|PRICE:||$17.98 from the 'pricey second hand kits' section of the LHS|
|REVIEWER:||Scott Van Aken|
|NOTES:||Japanese or Chinese production|
Aston Martin produced
cars that were important in the history of auto racing, and were well accepted
by the automotive enthusiast community. These drivers enjoyed driving the cars
during the week and racing them on the weekend. During the mid-1930s, Aston
Martin introduced their 1.5-liter Ulster cars, named after a victory by the
Works team at Ulster. These were powered by overhead cam four cylinder engines
that produced about 75-85 horsepower depending on how well they were tuned.
There were few differences between the road going cars and the racing cars. The Ulster racer and Mark II production car shared the same chassis and many of the same mechanical components. The Ulster was given a lightweight aluminum body with dimensions that conformed to racing regulations of the time. Other differences between the road and race cars were stiffer springs and larger drum brakes for optimal racing performance. The engine was modified with two large SU carburetors and higher compression resulting in 80 horsepower. The engine was linked to a four-speed manual gearbox and drove the rear wheels. Top speed was achieved at over 100 mph for the small, 940 kg machine.
Production of the Ulster lasted from 1934 through 1936 with a mere 21 examples being produced. All examples are believed to have survived to modern times and several are still actively raced in vintage events. These cars were true performance machines, suitable for the most discerning sports car drivers. The team cars had paved the way for the production based cars to be created.
The local hobby shop has several older kits that are offered at somewhat higher prices for those who don't mind paying a bit more for something that is not generally available. These are kits that the owner doesn't think will bring in bonanza prices on evil-bay. This particular kit has been sitting on his shelf for several years and with the advent of the MM Matchbox Group Build, I picked it up, considering its construction.
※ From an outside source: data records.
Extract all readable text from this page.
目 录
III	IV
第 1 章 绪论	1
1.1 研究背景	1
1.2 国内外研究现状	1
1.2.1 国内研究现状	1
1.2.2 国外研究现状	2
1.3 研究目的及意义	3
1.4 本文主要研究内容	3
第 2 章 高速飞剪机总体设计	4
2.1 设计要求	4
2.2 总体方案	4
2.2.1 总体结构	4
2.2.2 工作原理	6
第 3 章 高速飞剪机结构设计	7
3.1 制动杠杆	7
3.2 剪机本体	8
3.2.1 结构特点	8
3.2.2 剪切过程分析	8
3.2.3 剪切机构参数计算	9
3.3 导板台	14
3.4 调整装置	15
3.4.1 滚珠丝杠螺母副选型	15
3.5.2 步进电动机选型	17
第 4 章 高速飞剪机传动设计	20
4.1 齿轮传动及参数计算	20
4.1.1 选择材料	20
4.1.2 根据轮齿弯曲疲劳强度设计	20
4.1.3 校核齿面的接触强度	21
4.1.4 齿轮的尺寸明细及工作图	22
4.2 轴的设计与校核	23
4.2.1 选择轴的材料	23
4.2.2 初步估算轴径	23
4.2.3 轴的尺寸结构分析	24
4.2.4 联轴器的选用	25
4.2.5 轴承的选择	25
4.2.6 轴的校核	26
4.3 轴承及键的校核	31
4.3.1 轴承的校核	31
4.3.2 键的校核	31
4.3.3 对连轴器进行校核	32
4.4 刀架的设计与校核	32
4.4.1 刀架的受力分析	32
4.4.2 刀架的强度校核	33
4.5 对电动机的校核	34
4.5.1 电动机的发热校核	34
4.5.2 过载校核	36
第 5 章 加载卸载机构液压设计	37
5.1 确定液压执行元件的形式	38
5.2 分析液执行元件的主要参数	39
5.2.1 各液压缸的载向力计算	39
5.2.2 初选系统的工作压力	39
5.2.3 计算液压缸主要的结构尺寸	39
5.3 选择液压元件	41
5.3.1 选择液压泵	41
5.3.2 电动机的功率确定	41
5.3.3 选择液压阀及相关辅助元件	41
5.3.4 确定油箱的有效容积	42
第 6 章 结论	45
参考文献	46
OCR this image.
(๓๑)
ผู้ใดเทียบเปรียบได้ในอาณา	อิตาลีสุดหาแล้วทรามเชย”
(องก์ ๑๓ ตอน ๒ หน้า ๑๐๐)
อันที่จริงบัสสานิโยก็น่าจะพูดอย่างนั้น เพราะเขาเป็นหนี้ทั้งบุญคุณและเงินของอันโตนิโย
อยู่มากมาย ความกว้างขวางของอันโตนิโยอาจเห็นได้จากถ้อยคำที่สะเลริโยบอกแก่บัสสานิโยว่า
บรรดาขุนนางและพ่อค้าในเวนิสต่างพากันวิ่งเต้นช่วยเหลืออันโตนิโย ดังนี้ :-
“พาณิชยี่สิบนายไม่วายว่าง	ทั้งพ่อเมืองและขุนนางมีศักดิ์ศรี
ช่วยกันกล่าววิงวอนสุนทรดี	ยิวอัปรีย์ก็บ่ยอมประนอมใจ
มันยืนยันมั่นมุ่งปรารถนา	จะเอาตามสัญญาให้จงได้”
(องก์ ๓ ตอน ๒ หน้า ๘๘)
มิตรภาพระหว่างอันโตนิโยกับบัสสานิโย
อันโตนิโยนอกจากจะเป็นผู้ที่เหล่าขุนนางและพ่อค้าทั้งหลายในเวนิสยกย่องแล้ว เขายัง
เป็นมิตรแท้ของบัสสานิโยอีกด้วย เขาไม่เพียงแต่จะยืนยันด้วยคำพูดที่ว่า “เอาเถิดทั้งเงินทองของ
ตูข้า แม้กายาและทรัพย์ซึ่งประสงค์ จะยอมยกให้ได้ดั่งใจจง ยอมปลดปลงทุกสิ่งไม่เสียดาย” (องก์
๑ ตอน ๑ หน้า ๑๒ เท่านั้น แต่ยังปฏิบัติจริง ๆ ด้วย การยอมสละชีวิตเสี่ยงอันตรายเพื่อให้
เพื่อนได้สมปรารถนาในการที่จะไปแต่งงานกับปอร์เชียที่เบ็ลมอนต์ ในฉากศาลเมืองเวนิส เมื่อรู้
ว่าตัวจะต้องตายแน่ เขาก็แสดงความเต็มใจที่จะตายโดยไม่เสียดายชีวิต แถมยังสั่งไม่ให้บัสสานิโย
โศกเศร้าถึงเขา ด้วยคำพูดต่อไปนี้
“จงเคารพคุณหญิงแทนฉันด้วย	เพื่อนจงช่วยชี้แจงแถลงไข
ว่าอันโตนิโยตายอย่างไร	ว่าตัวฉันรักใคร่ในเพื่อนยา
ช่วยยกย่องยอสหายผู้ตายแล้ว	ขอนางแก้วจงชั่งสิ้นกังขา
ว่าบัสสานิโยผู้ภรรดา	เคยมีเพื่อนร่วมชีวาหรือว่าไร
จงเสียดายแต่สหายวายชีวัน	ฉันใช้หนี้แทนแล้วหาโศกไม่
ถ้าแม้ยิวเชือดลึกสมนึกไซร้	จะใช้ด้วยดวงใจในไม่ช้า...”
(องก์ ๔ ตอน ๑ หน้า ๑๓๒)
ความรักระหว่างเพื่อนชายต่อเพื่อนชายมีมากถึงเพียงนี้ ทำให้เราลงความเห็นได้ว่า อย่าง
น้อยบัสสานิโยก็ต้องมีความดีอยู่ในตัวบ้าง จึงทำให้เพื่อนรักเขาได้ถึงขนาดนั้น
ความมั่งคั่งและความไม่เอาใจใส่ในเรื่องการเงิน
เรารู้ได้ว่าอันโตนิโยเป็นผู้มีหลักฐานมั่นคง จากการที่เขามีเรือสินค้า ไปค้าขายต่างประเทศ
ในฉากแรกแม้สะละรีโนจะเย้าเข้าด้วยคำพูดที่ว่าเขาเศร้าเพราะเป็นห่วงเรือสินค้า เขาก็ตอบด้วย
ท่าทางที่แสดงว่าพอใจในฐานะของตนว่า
The first thing that surprised me is that this wasn't made in the UK. In fact, it looks as if it was probably made in China. There was a slip of paper inside with a 1995 date and the kit itself dates from 1986. Of course, the instructions are in Chinese, but since Matchbox has pictorial construction sequences, this is not a concern, except for deciphering colors.
The kit is molded in green, brown and chrome. To be honest, looking at photos of the real cars, much of what is provided as chrome is actually painted. This includes the grille, headlight covers, spoked wheels and a number of other large items. Only some very small bits are actually highly polished. Makes it a lot easier to deal with. The car is not a curbside as it has a somewhat complete, but basic engine. The tires are vinyl and since they have been in contact with the plastic bits in the box, it appears these are not the 'plastic eating' variety. A clear sprue provides headlight lenses and 'aero' windscreens. The kit has a removable hood and the trunk area is hinged to open and show the spare tire within. I would have to assume that most builders will just glue the trunk shut and not bother with the spare.
There is a small decal sheet that has the number 2 on white backgrounds, and license plates. While the box art shows this car in green, the color views on the back show it in blue. Browsing the web, I found examples in red and black as well, so it seems you can paint it pretty much whatever somewhat dark shade you wish. Apparently bright colors were rare in cars of this era so yellow, orange and light blue might not be appropriate.
An interesting kit of a car I don't think has been kitted by anyone else. Not sure why it is 1/32 scale as the completed car will be under 6 inches in length, but it is something of interest as one rarely finds non-US cars of this era.
Various web sites. There really isn't a ton of stuff out there on it.